I have been challenged to do more.

We white people are lucky to have been born white, for we have claimed (nearly all) the world as ours.

We have no idea, no understanding at all, of what it is like to be black, or brown, or yellow, or anything in between.

From the moment those fellow Australians of ours walk out their front doors to when they get home, they wait – for some put-down, some sneering or blank look, some sniggering remark.

They wait, holding their breaths that they might be ‘profiled’ in going into or leaving a shop, or in using public transport, or in simply trying to engage, with me, by eye contact and hoping I will return their attempt, and not look away, with disdain.

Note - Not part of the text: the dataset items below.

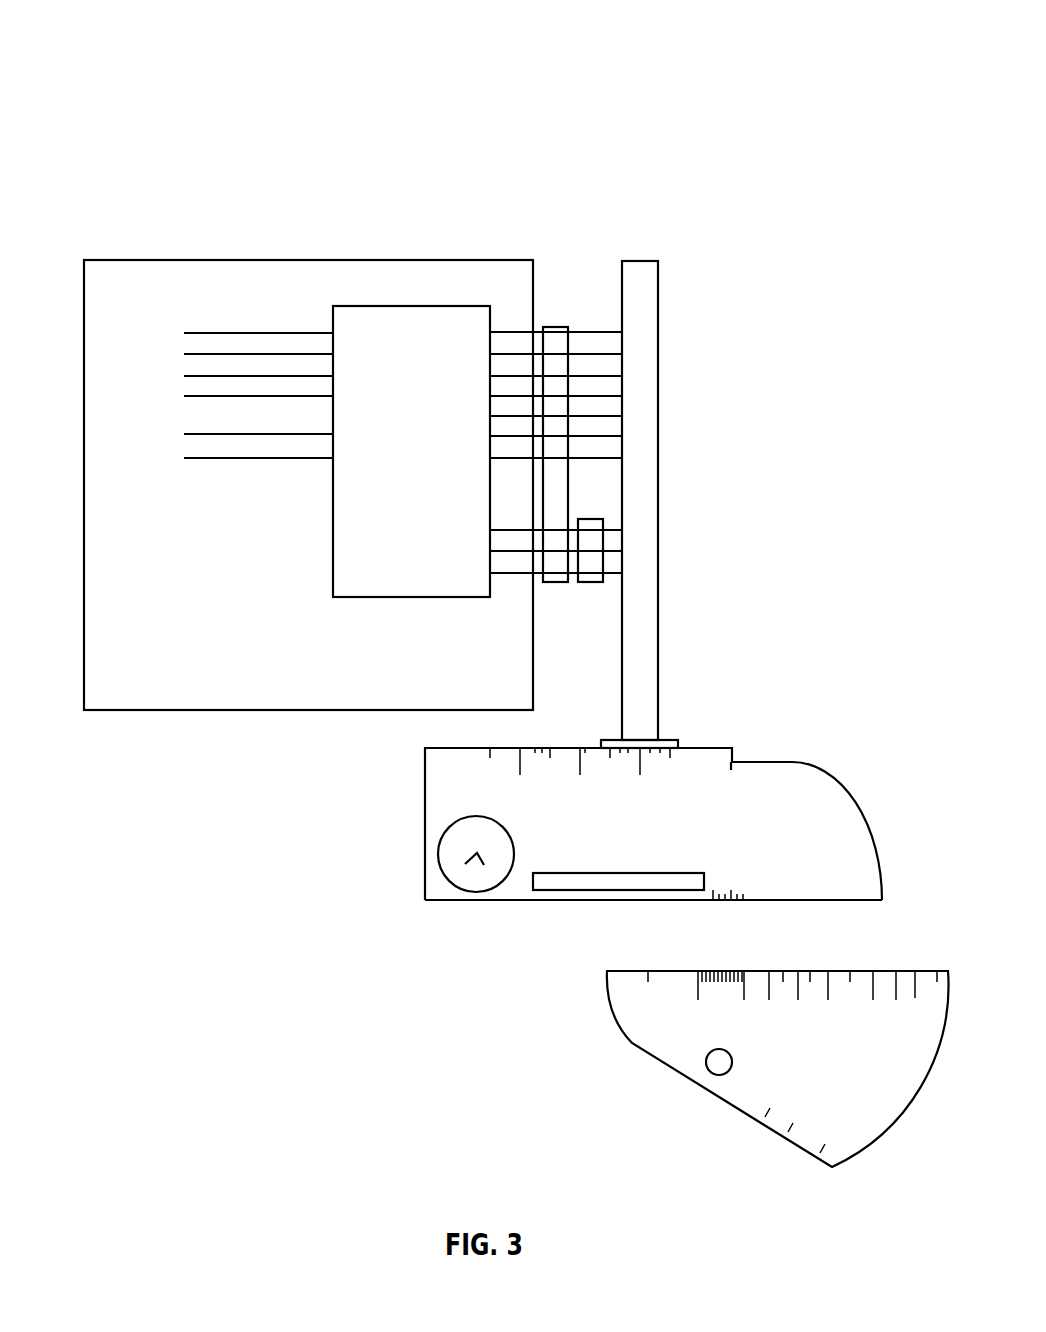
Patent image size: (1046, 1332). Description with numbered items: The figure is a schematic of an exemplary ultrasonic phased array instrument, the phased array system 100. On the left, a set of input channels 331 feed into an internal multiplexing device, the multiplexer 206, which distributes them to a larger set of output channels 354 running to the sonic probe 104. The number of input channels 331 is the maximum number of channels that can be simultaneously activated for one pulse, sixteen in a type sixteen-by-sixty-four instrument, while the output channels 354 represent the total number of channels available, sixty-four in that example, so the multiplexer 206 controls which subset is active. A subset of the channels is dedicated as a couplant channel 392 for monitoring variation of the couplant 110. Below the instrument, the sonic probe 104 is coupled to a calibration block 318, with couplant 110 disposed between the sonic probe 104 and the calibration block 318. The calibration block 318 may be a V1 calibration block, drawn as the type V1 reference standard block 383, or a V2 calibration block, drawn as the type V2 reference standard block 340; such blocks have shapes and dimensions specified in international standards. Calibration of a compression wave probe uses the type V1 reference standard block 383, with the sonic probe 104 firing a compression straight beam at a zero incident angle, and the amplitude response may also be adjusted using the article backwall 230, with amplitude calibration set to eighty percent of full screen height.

The phased array system 100 is at (178, 124).
The input channels 331 is at (269, 338).
The multiplexer 206 is at (390, 304).
The output channels 354 is at (556, 326).
The sonic probe 104 is at (640, 260).
The couplant channel 392 is at (603, 537).
The couplant 110 is at (676, 740).
The calibration block 318 is at (555, 942).
The type V1 reference standard block 383 is at (425, 838).
The article backwall 230 is at (653, 900).
The type V2 reference standard block 340 is at (632, 1043).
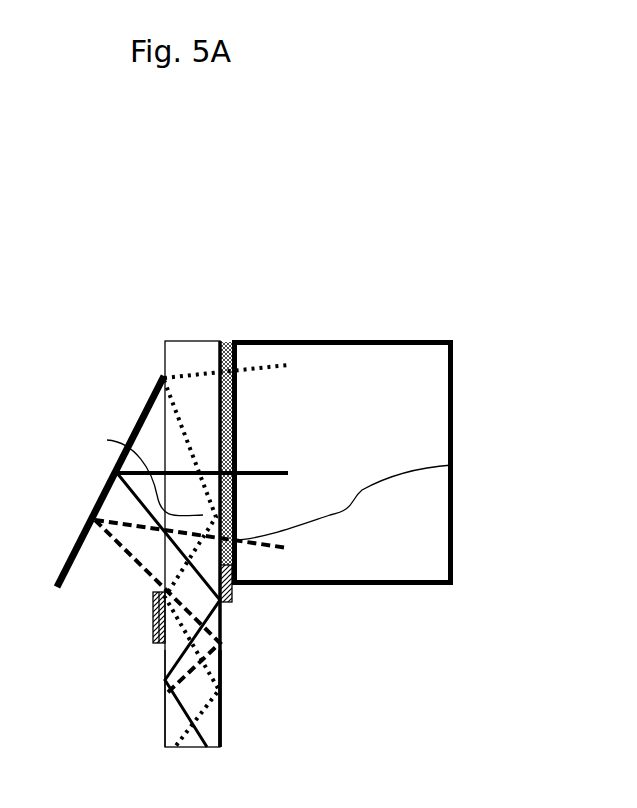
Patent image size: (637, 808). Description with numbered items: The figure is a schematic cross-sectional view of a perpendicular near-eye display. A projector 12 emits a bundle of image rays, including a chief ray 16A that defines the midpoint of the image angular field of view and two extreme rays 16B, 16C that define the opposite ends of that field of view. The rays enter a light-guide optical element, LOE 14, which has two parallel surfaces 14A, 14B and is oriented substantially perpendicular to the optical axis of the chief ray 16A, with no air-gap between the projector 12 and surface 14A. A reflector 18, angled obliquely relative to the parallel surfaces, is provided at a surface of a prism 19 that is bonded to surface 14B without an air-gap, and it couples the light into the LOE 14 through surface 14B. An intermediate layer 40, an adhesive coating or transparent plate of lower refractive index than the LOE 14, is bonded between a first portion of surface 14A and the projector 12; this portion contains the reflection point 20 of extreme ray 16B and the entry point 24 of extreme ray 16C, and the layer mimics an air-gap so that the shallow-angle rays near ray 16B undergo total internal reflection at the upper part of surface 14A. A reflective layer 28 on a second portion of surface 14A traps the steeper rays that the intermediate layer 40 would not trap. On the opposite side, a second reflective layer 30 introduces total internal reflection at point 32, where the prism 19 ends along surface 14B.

The projector 12 is at (342, 340).
The LOE 14 is at (193, 358).
The surface 14A is at (222, 727).
The surface 14B is at (163, 722).
The chief ray 16A is at (225, 604).
The extreme ray 16B is at (245, 552).
The extreme ray 16C is at (214, 607).
The reflector 18 is at (143, 403).
The prism 19 is at (153, 612).
The reflection point 20 is at (107, 441).
The entry point 24 is at (452, 465).
The reflective layer 28 is at (225, 602).
The second reflective layer 30 is at (158, 645).
The point 32 is at (153, 592).
The intermediate layer 40 is at (238, 362).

Baum makes it oh, so clear that racism is out there nearly every day for our sports people, even for our ‘good guys’ like Eddie Betts, let alone our ‘villains (??)’, like Adam Goodes and Nicky Winmar.

Baum knows that the vilification does go on and on and on.

Baldwin has shown me that when I insist that anyone different to me must change to my culture, my way of thinking, my standards (whatever those standards are – and don’t we all really know they are not standard across all white Australians anyway), then “they shouldn’t be here” or “they’ll never be any different”.

He knows that I debase myself – and that by extension – my country debases itself, is causing harm to itself, by not giving recognition to the fact that whether it is by neglect, or by non-involvement, let alone direct hostility, when we remain tight-lipped, when we do not speak out and actually be anti-racist, we run the risk of degenerating into a total spiral of disrespect and distrust.

We have put our political leaders where they are. We must care enough to remove them if they choose not to give us better example of what it takes to make us a truly multicultural country, indeed to be proud to be multicultural.

And all of us must share a willingness to speak up, to act as we can, when we witness acts of vilification or violence, be they verbal or physical.